Lecture calendar
- Monday 27/05, Room 0.5, h. 12.00 - 14.00
- Wednesday 29/05, Room 0.7, h. 13.30 - 16.30
About the speaker
Eric Grivel received his PhD in signal processing in 2000 in Bordeaux (France). He joined Bordeaux Institute of Technology (Bordeaux INP) in 2001 as an assistant professor and then as a professor in 2011. For more than 20 years, he has been with the Signal & Image research group at IMS lab (which is a joint research unit for the French National Center for Scientific Research CNRS, University of Bordeaux and Bordeaux INP). His research activities deal with statistical signal processing with applications in speech and audio processing, mobile communication systems, radar processing, GPS navigation and biomedical.
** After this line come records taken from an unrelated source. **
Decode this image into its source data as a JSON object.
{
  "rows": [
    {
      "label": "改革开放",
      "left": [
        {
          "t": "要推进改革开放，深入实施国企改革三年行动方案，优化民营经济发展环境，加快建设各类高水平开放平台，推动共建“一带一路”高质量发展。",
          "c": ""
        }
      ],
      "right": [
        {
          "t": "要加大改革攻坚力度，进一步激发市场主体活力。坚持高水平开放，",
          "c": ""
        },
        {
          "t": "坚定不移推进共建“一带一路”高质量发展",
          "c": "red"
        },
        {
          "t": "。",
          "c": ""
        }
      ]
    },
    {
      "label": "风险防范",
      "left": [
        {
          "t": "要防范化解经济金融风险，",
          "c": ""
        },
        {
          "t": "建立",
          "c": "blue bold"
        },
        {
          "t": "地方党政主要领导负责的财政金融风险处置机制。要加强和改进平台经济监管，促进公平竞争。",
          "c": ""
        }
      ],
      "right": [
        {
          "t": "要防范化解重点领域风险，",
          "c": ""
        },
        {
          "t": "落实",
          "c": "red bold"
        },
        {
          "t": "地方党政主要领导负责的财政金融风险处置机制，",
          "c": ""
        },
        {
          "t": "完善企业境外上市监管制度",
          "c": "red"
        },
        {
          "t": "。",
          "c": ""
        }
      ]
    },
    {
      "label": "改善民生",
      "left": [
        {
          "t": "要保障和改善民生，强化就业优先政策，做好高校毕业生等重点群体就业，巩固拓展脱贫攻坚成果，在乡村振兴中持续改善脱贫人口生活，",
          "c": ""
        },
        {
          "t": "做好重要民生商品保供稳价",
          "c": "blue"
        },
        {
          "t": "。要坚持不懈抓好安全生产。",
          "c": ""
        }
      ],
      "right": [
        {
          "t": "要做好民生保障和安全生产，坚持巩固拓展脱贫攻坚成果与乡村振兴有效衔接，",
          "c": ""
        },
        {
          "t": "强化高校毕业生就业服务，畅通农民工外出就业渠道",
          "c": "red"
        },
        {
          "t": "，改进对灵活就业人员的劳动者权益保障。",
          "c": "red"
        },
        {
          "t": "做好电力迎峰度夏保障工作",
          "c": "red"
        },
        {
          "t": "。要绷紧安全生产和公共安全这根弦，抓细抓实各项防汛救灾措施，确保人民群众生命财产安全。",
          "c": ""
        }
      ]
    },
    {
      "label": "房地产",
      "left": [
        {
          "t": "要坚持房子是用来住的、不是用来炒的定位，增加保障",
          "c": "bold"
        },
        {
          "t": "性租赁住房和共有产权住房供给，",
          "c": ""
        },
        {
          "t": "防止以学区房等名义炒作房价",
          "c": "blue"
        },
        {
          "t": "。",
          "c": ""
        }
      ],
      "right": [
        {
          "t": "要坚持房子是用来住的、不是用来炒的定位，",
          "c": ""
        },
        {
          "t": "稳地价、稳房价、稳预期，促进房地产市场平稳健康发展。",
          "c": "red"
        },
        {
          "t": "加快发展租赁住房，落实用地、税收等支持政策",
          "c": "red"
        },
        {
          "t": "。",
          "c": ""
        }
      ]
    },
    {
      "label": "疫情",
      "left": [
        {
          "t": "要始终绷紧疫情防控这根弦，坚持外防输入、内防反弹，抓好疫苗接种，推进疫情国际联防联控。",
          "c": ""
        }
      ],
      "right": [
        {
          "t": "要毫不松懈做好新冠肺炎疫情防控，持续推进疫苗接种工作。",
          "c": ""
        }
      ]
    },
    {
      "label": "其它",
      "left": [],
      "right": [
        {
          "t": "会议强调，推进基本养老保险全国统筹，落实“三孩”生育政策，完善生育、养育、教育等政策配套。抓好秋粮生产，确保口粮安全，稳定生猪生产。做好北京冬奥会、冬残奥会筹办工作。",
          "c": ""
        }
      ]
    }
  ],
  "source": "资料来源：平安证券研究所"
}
From 2010 to 2017, he was the head of the Telecommunications department at ENSEIRB-MATMECA, one of the graduate schools of engineering at Bordeaux INP. From 2014 to 2022, he was in charge of the Scientific Interest Group with Thales, University of Bordeaux, University of Poitiers, University of Limoges, Bordeaux INP, INRIA and CNRS. Since 2021, he is the Vice Dean of the international relations of Bordeaux INP.
Abstract
Kalman filtering has been used in a wide range of fields (control, signal processing and econometrics) and various applications (speech enhancement, channel estimation in mobile communication systems, object tracking in radar applications, car tracking in video, GPS navigation, trend estimation, on-line parameter estimation, control of vehicles and aircraft, etc.). Kalman filtering is based on a state space representation of the system. We will see how to move from the time-continuous representation to the discrete-time one. More particularly, various cases of motion model will be addressed. They are useful when dealing with object tracking and GPSnavigation. They describes how an object moves with respect to time. Position, velocity and sometimes the acceleration are considered. Thus, the constant-velocity motion model, the constant-acceleration motion model but also the Singer model will be presented. Other state space representation of the system will be considered, especially when dealing
with autoregressive processes and moving average processes which are often used to represent time series. Then, the main steps of Kalman filter will be presented. During the talk, additional comments on how to use Kalman filtering (especially when the dynamics of the system change over time) will be given.